Nacom - Affliction
Tracklist:
01. Only in memories
02. Affliction
03. A life that don't belong you
Debutto per la giovane band di Jesi nata nell'autunno 2004 con l'intenzione di avvicinarsi ai grandi nomi del death metal melodico, ma che si propone di arricchire di brillante personalità la propria musica. Inutile tenervi sulle spine, per sapere se si tratti dell'ennesimo bidone, all'insegna del "passo più lungo della gamba", o di una interessante proposta, basta un ascolto: questi ragazzi hanno decisamente fatto centro.
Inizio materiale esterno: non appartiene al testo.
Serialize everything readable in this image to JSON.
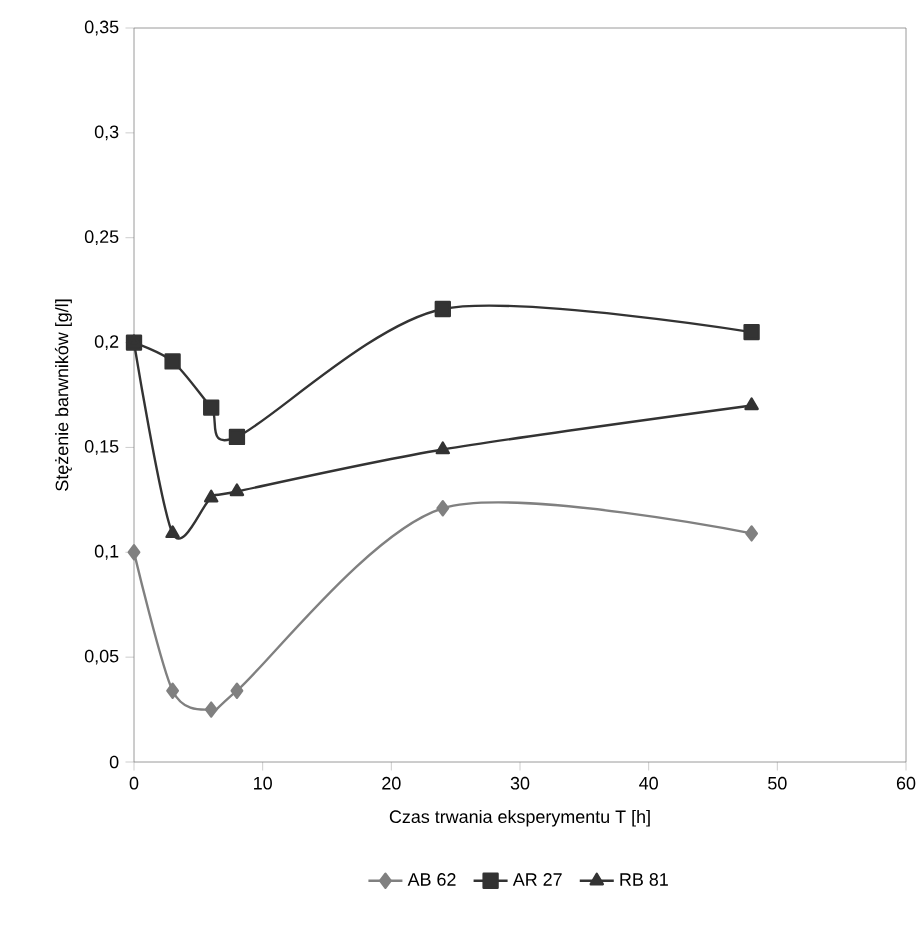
{
  "chart_data": {
    "type": "line",
    "xlabel": "Czas trwania eksperymentu T [h]",
    "ylabel": "Stężenie barwników [g/l]",
    "xlim": [
      0,
      60
    ],
    "ylim": [
      0,
      0.35
    ],
    "xticks": [
      0,
      10,
      20,
      30,
      40,
      50,
      60
    ],
    "yticks": [
      {
        "value": 0,
        "label": "0"
      },
      {
        "value": 0.05,
        "label": "0,05"
      },
      {
        "value": 0.1,
        "label": "0,1"
      },
      {
        "value": 0.15,
        "label": "0,15"
      },
      {
        "value": 0.2,
        "label": "0,2"
      },
      {
        "value": 0.25,
        "label": "0,25"
      },
      {
        "value": 0.3,
        "label": "0,3"
      },
      {
        "value": 0.35,
        "label": "0,35"
      }
    ],
    "x": [
      0,
      3,
      6,
      8,
      24,
      48
    ],
    "legend": "bottom",
    "grid": false,
    "series": [
      {
        "name": "AB 62",
        "color": "#808080",
        "marker": "diamond",
        "values": [
          0.1,
          0.034,
          0.025,
          0.034,
          0.121,
          0.109
        ]
      },
      {
        "name": "AR 27",
        "color": "#333333",
        "marker": "square",
        "values": [
          0.2,
          0.191,
          0.169,
          0.155,
          0.216,
          0.205
        ]
      },
      {
        "name": "RB 81",
        "color": "#333333",
        "marker": "triangle",
        "values": [
          0.2,
          0.109,
          0.126,
          0.129,
          0.149,
          0.17
        ]
      }
    ]
  }
}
L'apertura del demo è affidata ad "Only in memories", song nella quale si alternano inserti melodici di ottima fattura ad assalti in pieno stile death, interessanti in questo senso il lavoro delle chitarre di Paolo e Piermatteo. E' un continuo scambiarsi di parti veloci e di parti progressive, una verve quest'ultima, che influenza l'intero lavoro. Bello anche l'inserto di 'piano' da parte di Pietro, che nel corso di tutto il demo ci delizia con la sua perizia ma soprattutto con il suo buongusto. Nella seconda traccia, "Affliction", si mettono in evidenza anche il bassista Riccardo, che impreziosisce ogni attimo della composizione e il singer Leonardo, autore di una prestazione a mio modo di vedere migliorabile, ma sicuramente molto personale. Si arriva così, sicuramente senza alcun segno di stanchezza, alla song conclusiva, a mio avviso davvero molto bella, con un ritornello pieno di carica e melodia e con una sezione ritmica sempre all'altezza, grazie anche a Lorenzo, che pur non sfoggiando chissà quali tecnicismi dietro le pelli, mette sempre in mostra precisione e accuratezza.
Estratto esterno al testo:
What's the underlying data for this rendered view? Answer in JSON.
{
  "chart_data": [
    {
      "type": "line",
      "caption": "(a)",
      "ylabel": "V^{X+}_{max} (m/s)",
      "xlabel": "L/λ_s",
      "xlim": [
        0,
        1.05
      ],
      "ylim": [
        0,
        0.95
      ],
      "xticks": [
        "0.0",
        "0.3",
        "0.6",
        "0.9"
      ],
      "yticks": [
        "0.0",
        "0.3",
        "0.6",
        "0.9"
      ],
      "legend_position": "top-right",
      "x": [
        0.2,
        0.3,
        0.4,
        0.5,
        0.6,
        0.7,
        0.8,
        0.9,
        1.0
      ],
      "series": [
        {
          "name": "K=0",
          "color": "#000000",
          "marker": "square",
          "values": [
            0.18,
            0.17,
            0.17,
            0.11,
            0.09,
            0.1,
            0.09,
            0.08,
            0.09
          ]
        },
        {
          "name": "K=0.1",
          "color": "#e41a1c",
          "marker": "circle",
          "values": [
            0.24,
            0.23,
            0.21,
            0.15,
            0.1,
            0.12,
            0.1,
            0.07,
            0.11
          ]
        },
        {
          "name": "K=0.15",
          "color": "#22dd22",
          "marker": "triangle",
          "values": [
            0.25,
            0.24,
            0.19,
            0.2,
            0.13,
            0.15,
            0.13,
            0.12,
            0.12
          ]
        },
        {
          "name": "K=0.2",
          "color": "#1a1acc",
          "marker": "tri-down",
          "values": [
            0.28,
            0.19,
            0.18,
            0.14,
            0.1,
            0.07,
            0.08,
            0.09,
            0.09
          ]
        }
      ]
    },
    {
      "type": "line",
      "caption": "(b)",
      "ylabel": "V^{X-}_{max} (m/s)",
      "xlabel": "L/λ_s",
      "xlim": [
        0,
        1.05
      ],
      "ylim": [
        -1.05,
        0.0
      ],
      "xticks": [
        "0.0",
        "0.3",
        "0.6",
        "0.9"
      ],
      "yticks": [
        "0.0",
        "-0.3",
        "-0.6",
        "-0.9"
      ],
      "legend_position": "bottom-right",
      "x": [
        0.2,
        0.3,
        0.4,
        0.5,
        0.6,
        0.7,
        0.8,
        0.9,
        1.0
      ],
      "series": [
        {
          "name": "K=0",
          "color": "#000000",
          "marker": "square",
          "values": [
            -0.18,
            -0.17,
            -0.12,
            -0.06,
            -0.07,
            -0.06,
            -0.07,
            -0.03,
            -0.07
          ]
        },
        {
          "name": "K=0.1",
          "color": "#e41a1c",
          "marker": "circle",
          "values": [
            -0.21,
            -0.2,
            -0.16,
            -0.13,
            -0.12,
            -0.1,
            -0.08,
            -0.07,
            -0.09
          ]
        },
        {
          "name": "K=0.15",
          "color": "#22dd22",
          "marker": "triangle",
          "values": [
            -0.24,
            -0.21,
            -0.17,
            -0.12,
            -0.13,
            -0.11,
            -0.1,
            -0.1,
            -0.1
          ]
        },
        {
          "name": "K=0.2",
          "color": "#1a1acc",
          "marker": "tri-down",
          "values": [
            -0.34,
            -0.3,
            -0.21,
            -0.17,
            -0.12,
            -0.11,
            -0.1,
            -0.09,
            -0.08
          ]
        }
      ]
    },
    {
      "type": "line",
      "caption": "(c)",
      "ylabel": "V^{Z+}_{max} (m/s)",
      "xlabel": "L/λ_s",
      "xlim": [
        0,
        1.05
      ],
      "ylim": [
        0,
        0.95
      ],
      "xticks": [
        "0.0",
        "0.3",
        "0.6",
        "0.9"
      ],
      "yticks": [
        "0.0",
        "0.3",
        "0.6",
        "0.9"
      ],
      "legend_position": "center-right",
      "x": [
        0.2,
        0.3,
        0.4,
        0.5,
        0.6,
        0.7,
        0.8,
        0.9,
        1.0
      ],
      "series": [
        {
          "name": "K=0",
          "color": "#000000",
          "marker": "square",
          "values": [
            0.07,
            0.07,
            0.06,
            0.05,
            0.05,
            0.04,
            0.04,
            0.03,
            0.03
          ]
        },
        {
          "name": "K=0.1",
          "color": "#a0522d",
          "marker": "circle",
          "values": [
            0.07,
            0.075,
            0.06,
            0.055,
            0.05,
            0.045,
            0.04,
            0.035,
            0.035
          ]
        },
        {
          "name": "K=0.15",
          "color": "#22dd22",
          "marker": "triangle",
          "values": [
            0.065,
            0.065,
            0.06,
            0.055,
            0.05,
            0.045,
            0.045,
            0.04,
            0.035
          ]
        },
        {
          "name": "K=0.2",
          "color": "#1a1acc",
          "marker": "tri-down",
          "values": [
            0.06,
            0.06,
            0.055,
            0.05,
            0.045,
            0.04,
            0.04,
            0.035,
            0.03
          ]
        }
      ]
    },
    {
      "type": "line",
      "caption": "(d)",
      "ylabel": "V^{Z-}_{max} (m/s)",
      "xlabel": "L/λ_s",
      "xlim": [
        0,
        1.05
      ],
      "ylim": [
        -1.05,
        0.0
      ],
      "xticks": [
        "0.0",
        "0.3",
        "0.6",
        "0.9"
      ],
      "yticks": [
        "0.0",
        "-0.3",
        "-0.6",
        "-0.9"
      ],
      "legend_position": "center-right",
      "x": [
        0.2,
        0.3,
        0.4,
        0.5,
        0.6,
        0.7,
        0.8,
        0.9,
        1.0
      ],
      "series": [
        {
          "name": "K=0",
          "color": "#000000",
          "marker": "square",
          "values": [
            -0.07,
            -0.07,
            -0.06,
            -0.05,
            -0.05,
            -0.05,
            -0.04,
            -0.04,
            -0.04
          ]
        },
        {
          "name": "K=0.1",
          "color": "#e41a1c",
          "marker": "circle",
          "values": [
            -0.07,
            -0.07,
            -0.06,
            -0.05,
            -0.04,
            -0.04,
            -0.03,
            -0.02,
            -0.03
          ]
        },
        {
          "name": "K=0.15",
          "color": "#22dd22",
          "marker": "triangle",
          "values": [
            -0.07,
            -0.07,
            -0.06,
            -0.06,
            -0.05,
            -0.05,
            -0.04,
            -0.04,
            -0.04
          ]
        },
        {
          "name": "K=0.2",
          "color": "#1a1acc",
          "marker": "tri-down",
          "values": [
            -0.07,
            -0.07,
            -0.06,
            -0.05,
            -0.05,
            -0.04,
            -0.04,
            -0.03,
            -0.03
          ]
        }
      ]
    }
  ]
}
Fin qui tutto rose e fiori, viene da chiedersi se questo demo abbia o meno dei difetti. La risposta è ovviamente sì, vi sono alcune parti ancora ampiamente migliorabili, ma due particolari secondo me sono di facile ottimizzazione, ma allo stesso tempo rilevanti: consiglierei una maggiore attenzione alla lingua inglese nella stesura dei testi ed inoltre la ricerca di maggiore omogeneità nella produzione dei singoli strumenti, infatti a fronte di una batteria ben prodotta si avverte una notevole differenza con gli altri strumenti, principalmente le chitarre. E' comunque da evidenziare come, pur essendo un demo autoprodotto, si tratti di un lavoro di discreta fattura, sia a livello di produzione musicale, sia a livello di packaging.
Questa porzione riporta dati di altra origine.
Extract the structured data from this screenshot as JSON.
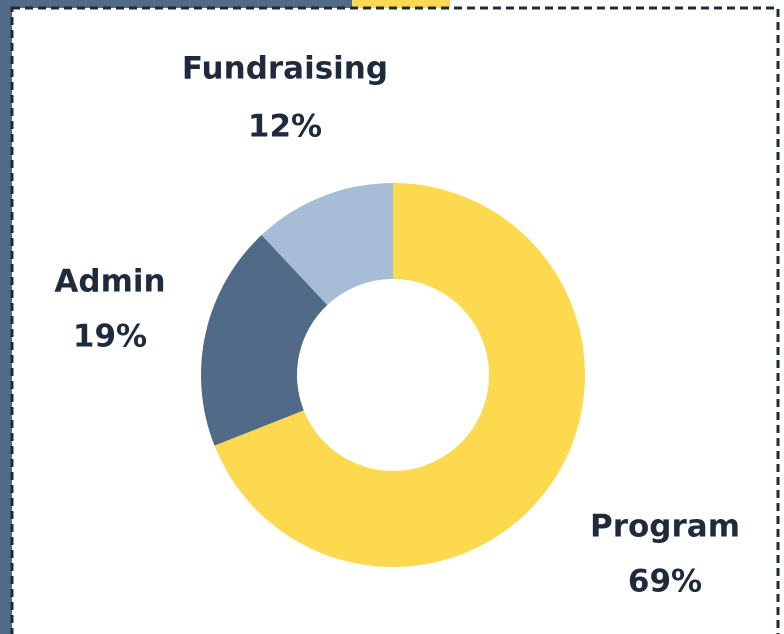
{
  "chart_data": {
    "type": "donut",
    "categories": [
      "Program",
      "Admin",
      "Fundraising"
    ],
    "values": [
      69,
      19,
      12
    ],
    "value_labels": [
      "69%",
      "19%",
      "12%"
    ],
    "colors": [
      "#fdd94f",
      "#506a88",
      "#a7bcd6"
    ]
  }
}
Tirando brevemente le somme abbiamo a che fare con una band al primo demo che dimostra perizia tecnica e un discreto buon gusto, una produzione che interesserà tutti gli amanti del genere e coloro i quali vogliono avvicinarsi a qualcosa di differente rispetto al canonico "closed mind" metal. Non ci resta che attenderli al prossimo disco, magari più sostanzioso in fatto di tracce, per poter dare una valutazione più precisa.
Per adesso è stato compiuto un ottimo primo passo.